Sur France Inter, samedi 14 février, la syndicaliste française a indiqué qu’elle n’avait «pas envie de discuter sur cette base-là» et que la CFDT fera «d’autres propositions très prochainement». Quelques jours auparavant, le ministre du Travail Jean-Pierre Farandou avait assuré que la proposition du Medef «n’était pas reprise» par le gouvernement. La CGT, de son côté, avait également qualifié cette proposition de «déclaration de guerre contre les jeunes et les salariés».
Pas de lien rompu entre organisations syndicales et patronales
La syndicaliste, qui a rappelé l’implication de la CFDT contre la réforme sur les retraites, veut alors aujourd’hui se tourner vers la jeunesse : «Nous avons une responsabilité collective, celle de parler des jeunesses, s’adresser aux plus jeunes qui ont des difficultés d’entrée dans l’emploi.»

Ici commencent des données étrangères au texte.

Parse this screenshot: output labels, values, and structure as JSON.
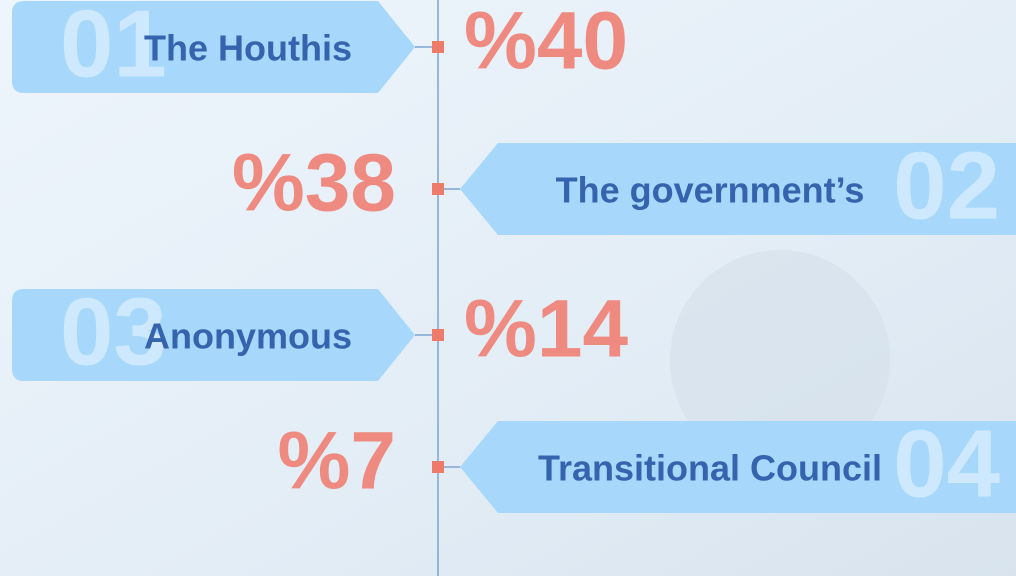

Néanmoins, Marylise Léon «reste convaincue qu’il faut qu’on puisse se parler entre organisations syndicales et patronales», pour se demander «quelle est notre responsabilité partagée aujourd’hui, quel signal nous envoyons aux jeunes et comment nous avons de vraies propositions et de vraies actions pour mieux les insérer dans l’emploi durable, les sortir pour un certain nombre de la précarité.»